Préfecture
Joyau classique du XVIIIe siècle au cœur de Tours, la Préfecture d'Indre-et-Loire abrite une somptueuse grille en fer forgé héritée de l'abbaye de Beaumont et les boiseries précieuses du salon de Choiseul.

© Wikimedia Commons
Histoire
Installée dans un édifice représentatif de l'architecture administrative française de la seconde moitié du XVIIIe siècle, la Préfecture de Tours constitue l'un des témoignages les plus éloquents de l'art de bâtir sous l'Ancien Régime finissant. Classée Monument Historique depuis 1917, elle s'impose comme bien plus qu'un simple bâtiment de pouvoir : c'est un cabinet de curiosités architectural où se croisent les vestiges de deux grandes demeures tourangelles disparues. Ce qui rend cet édifice véritablement singulier, c'est la qualité exceptionnelle de ses éléments décoratifs conservés. La grille d'honneur, chef-d'œuvre de ferronnerie d'art, provient de l'ancienne abbaye royale de Beaumont-lès-Tours, posée en 1785. Ses panneaux en fers ronds se pénétrant, assemblés à trous renflés, et ses ornements en bronze doré témoignent du raffinement extrême des ateliers tourangeaux sous Louis XVI. Chaque détail — montants ciselés, corniche à carreaux, soubassement à balustres — révèle une maîtrise technique et esthétique qui place cette grille parmi les plus belles de France. L'intérieur recèle lui aussi un trésor insoupçonné : le petit salon dit de Choiseul, dont les boiseries en lambris sculptés datant de vers 1759 proviennent de l'ancienne Maison de l'Intendance de Tours. Ces panneaux d'un bleu-gris délicat, ornés de motifs floraux et de coquilles caractéristiques du style Louis XV tardif, évoquent directement l'atmosphère des demeures aristocratiques de la Touraine des Lumières. La visite de la Préfecture, accessible lors des Journées Européennes du Patrimoine, offre une plongée dans les coulisses de l'administration française tout en révélant des pièces d'une noblesse silencieuse. L'harmonie entre les façades en tuffeau beige — cette pierre tendre si caractéristique du Val de Loire — et les ferronneries sombres compose un tableau d'une élégance intemporelle.

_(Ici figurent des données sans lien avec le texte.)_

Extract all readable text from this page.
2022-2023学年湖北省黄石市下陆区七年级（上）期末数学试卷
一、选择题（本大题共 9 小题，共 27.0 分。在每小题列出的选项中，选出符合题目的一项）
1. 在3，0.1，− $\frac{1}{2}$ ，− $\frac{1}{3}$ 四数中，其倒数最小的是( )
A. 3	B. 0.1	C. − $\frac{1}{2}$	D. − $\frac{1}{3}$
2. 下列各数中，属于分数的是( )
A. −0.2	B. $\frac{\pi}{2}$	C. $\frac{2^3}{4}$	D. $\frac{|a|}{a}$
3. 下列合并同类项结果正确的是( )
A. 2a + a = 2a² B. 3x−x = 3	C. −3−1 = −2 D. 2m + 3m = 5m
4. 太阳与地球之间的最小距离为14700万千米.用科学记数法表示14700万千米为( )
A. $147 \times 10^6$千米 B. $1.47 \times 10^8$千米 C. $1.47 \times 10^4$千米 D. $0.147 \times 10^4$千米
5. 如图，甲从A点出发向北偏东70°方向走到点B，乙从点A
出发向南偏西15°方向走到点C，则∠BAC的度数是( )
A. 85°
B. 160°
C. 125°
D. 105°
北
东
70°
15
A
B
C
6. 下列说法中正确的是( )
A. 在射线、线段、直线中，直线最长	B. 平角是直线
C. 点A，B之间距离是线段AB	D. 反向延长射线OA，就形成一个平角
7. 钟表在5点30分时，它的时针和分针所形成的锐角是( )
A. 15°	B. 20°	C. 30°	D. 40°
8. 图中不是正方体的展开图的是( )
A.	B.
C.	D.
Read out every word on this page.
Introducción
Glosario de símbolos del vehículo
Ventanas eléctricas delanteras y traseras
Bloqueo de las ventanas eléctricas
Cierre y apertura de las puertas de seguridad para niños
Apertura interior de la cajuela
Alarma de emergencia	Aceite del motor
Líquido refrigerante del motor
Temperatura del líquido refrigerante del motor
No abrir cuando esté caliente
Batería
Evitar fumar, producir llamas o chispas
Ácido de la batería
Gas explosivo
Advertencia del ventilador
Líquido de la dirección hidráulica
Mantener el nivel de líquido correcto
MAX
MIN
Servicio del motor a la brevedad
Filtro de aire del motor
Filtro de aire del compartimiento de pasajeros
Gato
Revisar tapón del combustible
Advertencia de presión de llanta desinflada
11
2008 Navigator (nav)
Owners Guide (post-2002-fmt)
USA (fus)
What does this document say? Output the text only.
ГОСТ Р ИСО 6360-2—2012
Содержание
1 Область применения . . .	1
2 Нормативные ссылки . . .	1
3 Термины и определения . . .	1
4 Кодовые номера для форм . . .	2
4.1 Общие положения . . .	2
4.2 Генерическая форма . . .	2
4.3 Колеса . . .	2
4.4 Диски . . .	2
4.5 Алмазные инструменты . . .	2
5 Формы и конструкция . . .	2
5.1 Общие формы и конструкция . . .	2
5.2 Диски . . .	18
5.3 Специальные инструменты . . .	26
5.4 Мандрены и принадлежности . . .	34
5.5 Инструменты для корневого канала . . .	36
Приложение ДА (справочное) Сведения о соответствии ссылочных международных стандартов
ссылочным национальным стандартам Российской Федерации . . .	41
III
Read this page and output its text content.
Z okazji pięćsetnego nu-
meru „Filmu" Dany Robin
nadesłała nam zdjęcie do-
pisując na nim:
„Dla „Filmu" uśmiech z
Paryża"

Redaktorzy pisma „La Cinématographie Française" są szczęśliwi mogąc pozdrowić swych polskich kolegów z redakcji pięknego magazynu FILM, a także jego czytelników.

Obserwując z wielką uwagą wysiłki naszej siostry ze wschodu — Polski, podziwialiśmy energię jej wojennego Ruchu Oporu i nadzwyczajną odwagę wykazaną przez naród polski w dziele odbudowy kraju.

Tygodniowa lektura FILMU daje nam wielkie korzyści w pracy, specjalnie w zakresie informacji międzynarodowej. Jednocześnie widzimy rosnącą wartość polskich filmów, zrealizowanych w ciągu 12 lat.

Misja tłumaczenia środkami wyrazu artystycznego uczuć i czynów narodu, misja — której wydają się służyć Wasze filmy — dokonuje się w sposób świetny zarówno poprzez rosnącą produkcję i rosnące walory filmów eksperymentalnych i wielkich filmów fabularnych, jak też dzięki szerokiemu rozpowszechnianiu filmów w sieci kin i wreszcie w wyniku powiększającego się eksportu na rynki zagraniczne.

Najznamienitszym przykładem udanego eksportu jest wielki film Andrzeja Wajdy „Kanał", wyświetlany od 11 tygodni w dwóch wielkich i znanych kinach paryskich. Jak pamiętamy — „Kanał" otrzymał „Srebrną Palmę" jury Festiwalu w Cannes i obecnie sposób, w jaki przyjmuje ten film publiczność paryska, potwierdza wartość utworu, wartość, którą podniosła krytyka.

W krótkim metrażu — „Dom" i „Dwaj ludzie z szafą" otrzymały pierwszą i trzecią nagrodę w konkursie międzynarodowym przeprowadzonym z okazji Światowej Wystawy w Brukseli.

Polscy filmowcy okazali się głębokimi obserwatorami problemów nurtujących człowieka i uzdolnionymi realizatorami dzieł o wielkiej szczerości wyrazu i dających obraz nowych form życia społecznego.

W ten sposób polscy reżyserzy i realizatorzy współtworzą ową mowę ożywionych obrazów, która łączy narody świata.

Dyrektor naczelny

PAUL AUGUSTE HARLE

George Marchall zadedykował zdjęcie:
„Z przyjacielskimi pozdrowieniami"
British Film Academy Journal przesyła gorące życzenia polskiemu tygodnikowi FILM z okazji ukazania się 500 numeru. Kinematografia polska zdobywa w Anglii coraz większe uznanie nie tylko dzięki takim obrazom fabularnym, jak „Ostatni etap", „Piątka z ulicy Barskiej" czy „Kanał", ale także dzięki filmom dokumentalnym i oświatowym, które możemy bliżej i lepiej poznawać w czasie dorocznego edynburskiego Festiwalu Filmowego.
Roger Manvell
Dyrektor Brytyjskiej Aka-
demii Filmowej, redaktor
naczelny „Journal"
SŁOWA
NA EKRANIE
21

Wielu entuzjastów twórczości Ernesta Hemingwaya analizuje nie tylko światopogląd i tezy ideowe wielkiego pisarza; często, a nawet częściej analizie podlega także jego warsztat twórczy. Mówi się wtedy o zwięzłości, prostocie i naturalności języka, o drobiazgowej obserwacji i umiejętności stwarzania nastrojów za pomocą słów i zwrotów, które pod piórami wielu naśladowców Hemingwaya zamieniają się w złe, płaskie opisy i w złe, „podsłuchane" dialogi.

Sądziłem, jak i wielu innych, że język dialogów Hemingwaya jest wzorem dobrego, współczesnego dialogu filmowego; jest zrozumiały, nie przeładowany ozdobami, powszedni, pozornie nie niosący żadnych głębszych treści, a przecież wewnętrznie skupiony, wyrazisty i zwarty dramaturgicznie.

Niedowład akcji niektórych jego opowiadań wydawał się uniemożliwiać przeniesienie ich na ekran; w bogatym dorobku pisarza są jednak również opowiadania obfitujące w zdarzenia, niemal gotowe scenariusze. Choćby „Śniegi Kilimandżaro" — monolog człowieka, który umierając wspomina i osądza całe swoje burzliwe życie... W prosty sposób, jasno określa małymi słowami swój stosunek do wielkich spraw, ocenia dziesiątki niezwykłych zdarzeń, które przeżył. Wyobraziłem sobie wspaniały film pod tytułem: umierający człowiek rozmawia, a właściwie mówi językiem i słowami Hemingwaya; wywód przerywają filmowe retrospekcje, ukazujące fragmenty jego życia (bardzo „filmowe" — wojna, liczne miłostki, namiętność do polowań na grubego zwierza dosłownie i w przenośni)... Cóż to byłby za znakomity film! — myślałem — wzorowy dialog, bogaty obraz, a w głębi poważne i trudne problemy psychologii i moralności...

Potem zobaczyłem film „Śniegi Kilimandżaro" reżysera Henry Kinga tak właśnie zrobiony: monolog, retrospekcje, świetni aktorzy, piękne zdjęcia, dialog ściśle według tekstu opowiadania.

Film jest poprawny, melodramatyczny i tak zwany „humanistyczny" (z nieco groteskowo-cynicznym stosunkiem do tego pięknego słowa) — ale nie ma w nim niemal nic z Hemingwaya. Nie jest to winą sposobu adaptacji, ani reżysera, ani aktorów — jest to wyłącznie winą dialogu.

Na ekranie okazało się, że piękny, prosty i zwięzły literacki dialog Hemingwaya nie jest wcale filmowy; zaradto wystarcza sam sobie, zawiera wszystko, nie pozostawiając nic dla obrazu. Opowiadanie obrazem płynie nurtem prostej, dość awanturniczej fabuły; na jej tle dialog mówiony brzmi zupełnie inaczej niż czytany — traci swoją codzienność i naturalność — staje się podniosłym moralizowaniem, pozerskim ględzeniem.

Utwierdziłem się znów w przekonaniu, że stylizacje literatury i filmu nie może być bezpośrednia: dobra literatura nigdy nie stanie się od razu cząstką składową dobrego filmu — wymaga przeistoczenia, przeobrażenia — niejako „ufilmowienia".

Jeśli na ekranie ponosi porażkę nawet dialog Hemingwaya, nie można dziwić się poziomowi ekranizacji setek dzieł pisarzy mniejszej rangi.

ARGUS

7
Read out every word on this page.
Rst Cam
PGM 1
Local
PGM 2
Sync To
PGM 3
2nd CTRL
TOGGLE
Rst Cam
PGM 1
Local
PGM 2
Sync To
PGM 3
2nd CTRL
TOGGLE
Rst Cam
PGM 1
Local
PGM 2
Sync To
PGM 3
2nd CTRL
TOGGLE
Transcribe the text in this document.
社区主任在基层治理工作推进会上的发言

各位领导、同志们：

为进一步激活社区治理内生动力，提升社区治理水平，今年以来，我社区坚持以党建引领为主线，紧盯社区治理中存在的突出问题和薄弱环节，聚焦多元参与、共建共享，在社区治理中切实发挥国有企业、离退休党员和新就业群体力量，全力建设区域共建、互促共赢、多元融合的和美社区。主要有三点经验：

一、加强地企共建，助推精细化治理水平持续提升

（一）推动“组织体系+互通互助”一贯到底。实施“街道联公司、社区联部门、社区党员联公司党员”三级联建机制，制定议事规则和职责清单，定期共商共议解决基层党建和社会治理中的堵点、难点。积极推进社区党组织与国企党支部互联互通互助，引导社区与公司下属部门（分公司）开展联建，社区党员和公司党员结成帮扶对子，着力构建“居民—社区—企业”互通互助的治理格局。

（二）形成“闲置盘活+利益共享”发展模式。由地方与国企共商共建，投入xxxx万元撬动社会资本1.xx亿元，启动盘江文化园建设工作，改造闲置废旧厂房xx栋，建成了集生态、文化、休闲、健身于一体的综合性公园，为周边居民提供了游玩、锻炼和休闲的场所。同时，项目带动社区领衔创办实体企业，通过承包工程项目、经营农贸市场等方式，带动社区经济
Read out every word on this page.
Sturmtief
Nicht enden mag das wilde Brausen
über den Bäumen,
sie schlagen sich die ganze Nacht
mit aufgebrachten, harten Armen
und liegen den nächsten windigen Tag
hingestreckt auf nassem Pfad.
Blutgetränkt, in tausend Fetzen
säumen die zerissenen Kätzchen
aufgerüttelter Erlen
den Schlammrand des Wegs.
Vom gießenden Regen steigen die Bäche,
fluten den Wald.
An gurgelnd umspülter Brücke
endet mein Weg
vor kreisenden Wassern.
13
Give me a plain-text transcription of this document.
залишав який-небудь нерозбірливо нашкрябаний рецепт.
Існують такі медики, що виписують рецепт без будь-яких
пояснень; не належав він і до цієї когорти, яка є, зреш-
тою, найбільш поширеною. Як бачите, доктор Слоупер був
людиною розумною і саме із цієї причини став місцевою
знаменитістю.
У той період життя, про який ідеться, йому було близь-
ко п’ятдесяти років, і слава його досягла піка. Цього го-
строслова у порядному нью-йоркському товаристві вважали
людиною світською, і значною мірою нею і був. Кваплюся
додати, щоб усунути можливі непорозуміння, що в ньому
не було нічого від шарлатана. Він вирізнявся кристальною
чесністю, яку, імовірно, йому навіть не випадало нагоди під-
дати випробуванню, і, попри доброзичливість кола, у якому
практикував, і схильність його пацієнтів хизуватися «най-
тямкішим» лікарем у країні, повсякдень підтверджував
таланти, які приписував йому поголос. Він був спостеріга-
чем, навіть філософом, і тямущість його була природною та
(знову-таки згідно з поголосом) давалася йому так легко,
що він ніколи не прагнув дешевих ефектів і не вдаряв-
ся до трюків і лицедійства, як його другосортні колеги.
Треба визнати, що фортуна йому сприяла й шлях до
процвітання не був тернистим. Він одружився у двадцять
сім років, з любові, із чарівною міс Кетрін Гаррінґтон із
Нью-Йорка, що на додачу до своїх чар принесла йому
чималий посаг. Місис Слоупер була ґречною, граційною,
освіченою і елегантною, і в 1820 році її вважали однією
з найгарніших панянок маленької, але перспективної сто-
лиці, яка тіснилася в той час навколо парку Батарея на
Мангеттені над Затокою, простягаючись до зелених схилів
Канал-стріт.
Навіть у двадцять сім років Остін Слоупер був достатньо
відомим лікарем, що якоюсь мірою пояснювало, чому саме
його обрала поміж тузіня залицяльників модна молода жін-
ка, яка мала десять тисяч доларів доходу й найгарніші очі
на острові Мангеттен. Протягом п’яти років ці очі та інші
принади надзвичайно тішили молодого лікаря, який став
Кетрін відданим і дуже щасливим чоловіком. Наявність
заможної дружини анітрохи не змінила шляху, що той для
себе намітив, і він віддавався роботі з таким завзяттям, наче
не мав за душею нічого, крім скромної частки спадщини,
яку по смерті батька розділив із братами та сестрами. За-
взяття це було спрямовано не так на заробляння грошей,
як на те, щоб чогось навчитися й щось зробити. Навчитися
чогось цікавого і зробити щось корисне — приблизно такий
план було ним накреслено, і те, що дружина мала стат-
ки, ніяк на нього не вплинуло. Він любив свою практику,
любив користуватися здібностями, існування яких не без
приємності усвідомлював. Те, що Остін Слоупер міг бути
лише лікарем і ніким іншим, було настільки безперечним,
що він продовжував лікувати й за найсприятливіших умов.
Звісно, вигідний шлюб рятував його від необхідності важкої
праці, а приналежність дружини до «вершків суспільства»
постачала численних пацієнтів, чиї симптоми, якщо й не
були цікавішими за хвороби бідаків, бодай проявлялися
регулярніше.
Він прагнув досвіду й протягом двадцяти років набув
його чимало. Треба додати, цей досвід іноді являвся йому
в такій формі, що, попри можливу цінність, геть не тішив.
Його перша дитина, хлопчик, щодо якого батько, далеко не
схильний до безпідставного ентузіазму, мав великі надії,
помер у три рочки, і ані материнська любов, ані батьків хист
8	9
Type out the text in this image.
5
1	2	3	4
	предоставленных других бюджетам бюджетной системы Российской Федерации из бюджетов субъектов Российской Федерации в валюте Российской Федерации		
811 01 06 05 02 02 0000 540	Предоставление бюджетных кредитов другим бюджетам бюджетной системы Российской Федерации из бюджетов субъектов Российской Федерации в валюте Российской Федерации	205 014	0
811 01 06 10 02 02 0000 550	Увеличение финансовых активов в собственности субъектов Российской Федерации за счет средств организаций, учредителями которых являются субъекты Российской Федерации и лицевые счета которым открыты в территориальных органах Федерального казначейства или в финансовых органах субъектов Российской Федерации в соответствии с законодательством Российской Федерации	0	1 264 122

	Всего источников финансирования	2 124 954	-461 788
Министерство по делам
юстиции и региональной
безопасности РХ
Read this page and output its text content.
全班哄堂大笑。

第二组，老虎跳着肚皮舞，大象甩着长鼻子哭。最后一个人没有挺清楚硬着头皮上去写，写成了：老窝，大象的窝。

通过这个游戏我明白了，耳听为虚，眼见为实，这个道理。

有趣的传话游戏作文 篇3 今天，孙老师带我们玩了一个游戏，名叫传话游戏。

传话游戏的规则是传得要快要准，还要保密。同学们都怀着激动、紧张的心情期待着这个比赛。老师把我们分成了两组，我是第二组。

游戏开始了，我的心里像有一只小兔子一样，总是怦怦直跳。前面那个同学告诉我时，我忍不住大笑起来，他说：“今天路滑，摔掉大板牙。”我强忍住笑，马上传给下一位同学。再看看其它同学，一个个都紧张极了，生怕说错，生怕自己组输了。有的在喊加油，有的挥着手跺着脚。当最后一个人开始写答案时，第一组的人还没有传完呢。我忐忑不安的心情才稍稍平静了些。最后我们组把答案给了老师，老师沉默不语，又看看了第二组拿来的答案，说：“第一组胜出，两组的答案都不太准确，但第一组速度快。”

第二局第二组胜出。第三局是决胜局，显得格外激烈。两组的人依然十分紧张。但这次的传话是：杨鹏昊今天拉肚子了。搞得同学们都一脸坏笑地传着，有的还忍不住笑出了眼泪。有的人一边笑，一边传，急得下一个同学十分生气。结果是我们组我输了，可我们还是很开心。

Le cadre, au cœur de la ville de Tours, à deux pas de la cathédrale Saint-Gatien et des hôtels particuliers de la place Plumereau, en fait une étape incontournable pour tout amateur de patrimoine ligérien.
Architecture
La Préfecture de Tours s'inscrit dans le courant de l'architecture classique française de la seconde moitié du XVIIIe siècle, héritière à la fois de la rigueur symétrique héritée de Jules Hardouin-Mansart et de l'élégance sobre du style Louis XVI naissant. Les façades, vraisemblablement traitées en tuffeau — la pierre blanche calcaire extraite des falaises ligériennes, matériau de prédilection de l'architecture tourangelle depuis la Renaissance —, articulent travées régulières, pilastres discrets et chaînes d'angle dans un esprit d'équilibre et de majesté tempérée. La composition générale, organisée autour d'une cour d'honneur ouverte sur la rue par la célèbre grille de fer forgé, répond au schéma canonique des hôtels particuliers et bâtiments officiels de l'époque. La grille d'honneur constitue l'élément architectural le plus remarquable de l'édifice. Chef-d'œuvre de ferronnerie d'art de 1785, elle déploie un système décoratif d'une grande sophistication : des panneaux en forme de grillage composés de fers ronds se pénétrant et assemblés à trous renflés reposent sur un soubassement à balustres. Des montants décorés aux motifs ciselés s'élèvent jusqu'à une corniche à carreaux, le tout rehaussé d'ornements en bronze doré qui captent la lumière et confèrent à l'ensemble un éclat particulier. Cette grille témoigne du niveau d'excellence atteint par les forgerons de la région tourangelle sous Louis XVI. À l'intérieur, le petit salon de Choiseul concentre l'essentiel de l'intérêt patrimonial. Ses boiseries en lambris sculptés de vers 1759 illustrent parfaitement la transition entre le rocaille Louis XV et la sobriété classicisante qui s'imposera sous Louis XVI : guirlandes florales, coquilles stylisées, panneaux cintrés à médaillons encadrés de moulures fines composent un décor d'une harmonie intimiste et raffinée, témoignage direct du goût aristocratique et administratif de la Touraine des Lumières.